Photo of Cilantro and red onion bread (Pan de cilantro y cebolla morada) from Lima: The Cookbook: Peruvian Home Cooking by Virgilio Martinez

4 Comments

  • Foodfann  on  7/8/2016 at 9:59 AM

    When I first had cilantro years ago, I hated it. But after some forced exposure through not being able to pick it all off in Indian restaurants, suddenly I was "addicted" to it and wanted to eat it right off the plant! My problem now is that frequently when I buy a fresh-looking bunch at the supermarket, it has no flavor at all. I have noticed this mainly since moving to FL. Has anyone else had this experience?

  • darcie_b  on  7/8/2016 at 6:32 PM

    Here in the Upper Midwest I have noticed some flavor difference between bunches but nothing dramatic.

  • hillsboroks  on  7/8/2016 at 8:01 PM

    I too used to find the flavor of cilantro a bit "soapy" but after many years of trying it in restaurant dishes and using bits of it in home cooking I have come to enjoy it. Maybe it is one of those herbs and vegetables that you need to keep tasting before you learn to like it?

  • SilverSage  on  7/9/2016 at 6:45 AM

    I was raised on a typical 1950's American diet of meat & potatoes. Cilantro wasn't used in most European based cuisine, which is where most 'American' foods originated. I was never exposed to cilantro until I was an adult. Even the Mexican restaurants in my city were very Americanized, and didn't include such an exotic herb. When I first moved to the southwest, the Mexican food didn't seem 'right' to me - go figure! I especially didn't like the cilantro. But after being exposed more and more to the foods of Mexico and Asia, I developed a real liking for it. Now in Florida, with fresh foods available year round, I've discovered the pairing of cilantro with citrus, mango, avocado, and other fruits.

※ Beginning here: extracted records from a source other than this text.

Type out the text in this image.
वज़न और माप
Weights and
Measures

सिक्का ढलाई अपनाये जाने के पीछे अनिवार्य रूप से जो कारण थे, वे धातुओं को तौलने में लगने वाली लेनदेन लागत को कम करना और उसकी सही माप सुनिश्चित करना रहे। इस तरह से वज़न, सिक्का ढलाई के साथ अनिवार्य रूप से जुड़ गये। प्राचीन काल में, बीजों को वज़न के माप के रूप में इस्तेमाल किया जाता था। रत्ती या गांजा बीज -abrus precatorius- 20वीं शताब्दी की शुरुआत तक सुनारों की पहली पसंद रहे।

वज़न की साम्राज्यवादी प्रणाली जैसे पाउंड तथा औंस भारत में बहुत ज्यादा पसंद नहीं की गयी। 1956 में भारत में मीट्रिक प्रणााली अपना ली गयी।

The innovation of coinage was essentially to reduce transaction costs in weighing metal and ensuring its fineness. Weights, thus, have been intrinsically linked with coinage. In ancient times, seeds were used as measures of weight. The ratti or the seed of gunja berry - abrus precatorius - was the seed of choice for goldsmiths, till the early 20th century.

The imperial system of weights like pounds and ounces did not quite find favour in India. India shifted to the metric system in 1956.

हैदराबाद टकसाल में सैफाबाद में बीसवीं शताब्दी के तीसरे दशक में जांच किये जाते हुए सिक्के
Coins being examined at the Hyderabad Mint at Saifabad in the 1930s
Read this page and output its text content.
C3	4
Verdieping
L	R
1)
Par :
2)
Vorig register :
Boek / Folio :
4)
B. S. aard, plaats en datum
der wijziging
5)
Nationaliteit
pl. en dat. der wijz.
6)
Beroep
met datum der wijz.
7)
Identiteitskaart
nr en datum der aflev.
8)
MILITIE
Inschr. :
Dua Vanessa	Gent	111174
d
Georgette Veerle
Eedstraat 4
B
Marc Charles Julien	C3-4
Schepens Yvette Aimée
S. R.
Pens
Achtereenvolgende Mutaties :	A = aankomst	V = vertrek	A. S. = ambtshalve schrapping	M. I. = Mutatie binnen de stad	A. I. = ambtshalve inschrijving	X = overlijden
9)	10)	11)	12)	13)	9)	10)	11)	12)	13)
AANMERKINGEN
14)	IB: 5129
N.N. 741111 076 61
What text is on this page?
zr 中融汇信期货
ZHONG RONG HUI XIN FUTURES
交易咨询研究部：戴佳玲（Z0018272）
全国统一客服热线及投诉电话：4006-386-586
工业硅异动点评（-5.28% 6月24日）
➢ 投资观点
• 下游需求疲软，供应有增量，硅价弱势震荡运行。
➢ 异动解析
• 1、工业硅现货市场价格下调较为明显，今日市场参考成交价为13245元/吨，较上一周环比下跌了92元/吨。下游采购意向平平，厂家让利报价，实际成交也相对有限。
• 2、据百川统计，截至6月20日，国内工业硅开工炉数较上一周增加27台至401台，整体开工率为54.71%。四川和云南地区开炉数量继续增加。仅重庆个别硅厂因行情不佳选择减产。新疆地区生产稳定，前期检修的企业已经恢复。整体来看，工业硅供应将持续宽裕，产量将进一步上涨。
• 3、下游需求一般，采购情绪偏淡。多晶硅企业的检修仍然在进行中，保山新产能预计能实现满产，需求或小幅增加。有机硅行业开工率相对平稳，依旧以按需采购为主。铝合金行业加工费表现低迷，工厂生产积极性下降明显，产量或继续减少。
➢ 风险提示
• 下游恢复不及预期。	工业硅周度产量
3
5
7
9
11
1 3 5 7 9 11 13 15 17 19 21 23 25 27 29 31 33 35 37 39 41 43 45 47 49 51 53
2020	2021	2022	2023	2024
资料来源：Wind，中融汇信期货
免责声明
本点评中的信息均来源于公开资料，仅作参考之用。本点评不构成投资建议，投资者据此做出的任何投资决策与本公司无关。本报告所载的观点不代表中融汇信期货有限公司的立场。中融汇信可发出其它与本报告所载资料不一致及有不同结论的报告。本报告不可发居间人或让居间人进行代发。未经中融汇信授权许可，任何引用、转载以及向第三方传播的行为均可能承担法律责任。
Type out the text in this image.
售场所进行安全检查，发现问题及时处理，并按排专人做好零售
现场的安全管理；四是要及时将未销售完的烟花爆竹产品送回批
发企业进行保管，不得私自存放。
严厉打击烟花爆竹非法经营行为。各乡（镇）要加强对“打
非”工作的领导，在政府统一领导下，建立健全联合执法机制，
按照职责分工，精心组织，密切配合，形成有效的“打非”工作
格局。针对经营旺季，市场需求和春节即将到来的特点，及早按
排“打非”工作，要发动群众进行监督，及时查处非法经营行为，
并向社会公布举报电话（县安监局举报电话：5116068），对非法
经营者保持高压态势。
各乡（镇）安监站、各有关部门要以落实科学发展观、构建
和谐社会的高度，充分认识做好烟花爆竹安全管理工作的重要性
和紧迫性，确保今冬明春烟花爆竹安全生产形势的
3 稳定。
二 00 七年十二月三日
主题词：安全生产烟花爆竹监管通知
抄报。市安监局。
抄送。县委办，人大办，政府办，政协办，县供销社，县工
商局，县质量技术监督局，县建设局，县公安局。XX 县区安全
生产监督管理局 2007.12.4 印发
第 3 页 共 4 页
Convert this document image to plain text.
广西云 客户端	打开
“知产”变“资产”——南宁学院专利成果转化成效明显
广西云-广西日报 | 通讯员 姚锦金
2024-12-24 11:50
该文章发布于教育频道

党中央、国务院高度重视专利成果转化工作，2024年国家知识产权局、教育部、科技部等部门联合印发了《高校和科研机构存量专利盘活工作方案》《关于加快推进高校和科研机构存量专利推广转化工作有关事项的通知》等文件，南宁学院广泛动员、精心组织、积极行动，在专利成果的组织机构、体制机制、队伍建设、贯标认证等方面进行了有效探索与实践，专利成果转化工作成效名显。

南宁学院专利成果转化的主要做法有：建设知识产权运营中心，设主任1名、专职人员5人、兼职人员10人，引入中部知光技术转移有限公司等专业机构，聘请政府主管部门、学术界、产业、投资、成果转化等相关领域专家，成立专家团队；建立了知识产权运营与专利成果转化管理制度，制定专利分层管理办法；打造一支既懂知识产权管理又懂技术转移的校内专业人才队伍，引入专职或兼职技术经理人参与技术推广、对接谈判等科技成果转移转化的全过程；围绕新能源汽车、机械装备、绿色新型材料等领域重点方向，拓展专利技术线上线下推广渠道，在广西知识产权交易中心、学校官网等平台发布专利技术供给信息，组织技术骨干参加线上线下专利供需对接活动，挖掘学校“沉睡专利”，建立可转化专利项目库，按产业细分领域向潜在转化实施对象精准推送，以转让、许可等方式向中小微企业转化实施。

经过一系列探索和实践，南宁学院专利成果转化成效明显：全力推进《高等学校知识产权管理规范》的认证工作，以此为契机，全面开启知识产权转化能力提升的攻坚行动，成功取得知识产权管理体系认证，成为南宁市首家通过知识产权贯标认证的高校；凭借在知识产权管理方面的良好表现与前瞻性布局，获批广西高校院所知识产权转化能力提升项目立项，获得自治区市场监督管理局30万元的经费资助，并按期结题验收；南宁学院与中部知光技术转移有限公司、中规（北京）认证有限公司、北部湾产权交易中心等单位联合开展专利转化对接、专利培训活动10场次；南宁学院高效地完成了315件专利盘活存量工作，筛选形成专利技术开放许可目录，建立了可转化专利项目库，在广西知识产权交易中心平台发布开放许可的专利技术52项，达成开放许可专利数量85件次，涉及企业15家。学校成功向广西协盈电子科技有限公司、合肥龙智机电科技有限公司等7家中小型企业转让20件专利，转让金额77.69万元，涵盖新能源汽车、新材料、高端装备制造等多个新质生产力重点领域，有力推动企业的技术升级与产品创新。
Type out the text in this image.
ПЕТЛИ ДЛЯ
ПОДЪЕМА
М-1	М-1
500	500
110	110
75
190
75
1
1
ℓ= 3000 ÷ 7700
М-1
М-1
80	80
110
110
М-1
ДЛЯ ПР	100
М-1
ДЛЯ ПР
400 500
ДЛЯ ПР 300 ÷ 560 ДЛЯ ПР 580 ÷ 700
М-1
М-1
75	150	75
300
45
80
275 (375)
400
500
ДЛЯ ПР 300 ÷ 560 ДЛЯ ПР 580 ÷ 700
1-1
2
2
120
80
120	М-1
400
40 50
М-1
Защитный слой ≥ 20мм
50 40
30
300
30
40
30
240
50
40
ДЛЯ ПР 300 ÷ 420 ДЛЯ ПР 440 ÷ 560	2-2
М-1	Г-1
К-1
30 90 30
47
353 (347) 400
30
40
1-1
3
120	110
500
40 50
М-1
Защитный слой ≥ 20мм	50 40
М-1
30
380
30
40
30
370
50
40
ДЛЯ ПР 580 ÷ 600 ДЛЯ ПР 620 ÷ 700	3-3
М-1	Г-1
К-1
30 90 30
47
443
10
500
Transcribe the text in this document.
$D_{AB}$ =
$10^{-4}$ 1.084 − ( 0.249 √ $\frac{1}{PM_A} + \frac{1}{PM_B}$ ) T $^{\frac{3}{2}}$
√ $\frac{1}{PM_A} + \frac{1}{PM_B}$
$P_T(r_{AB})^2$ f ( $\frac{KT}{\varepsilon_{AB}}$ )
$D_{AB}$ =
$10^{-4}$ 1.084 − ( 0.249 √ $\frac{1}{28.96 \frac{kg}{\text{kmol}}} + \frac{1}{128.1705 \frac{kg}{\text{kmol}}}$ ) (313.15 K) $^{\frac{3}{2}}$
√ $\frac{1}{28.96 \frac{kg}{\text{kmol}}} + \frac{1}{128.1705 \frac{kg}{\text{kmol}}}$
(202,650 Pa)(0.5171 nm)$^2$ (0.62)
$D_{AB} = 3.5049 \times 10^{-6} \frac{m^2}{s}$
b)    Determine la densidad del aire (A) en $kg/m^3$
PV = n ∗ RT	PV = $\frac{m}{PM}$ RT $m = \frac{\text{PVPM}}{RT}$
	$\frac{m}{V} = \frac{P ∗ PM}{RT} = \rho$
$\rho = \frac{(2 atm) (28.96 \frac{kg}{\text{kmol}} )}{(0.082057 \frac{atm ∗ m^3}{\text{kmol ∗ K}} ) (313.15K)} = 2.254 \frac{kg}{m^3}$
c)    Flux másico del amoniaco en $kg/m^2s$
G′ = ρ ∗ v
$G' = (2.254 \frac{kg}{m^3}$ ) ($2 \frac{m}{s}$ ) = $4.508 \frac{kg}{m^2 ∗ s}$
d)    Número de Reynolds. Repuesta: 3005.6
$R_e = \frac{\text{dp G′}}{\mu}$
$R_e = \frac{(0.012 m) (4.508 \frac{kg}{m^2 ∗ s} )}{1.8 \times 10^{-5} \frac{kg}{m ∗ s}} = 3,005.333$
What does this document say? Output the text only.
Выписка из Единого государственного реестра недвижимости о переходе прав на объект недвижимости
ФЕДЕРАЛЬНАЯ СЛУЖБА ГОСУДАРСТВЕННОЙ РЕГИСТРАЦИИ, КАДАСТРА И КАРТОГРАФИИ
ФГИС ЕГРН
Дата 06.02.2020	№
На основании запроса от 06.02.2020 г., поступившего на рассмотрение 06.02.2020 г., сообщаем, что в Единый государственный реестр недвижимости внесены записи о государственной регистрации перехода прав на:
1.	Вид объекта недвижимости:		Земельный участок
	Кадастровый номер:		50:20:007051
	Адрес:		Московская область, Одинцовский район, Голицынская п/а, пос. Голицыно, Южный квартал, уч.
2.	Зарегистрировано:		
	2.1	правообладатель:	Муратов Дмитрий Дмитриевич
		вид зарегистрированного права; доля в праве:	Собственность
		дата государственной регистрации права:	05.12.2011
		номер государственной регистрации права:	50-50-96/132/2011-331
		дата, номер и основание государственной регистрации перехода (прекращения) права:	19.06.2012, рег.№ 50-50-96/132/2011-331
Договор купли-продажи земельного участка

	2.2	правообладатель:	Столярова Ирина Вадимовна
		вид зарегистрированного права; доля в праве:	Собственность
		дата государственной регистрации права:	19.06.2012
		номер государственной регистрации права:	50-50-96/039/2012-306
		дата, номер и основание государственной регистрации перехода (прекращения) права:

Cilantro is now a staple in my food - I always have a water glass full in the fridge. I use it for extra zing as often as I can. Just like adding a splash of acid to finish a dish, it kicks things up. (I'm really not going to say a notch). I don't buy the premise that it's genetic. I don't like peaches. You don't like mushrooms. She doesn't like fish. These are learned. If I grew up in a culture that ate cilantro on insects as a staple in my diet, I would probably love the combination. But growing up with such limited exposure to such foreign ingredients, it can take some time to develop an appreciation for them.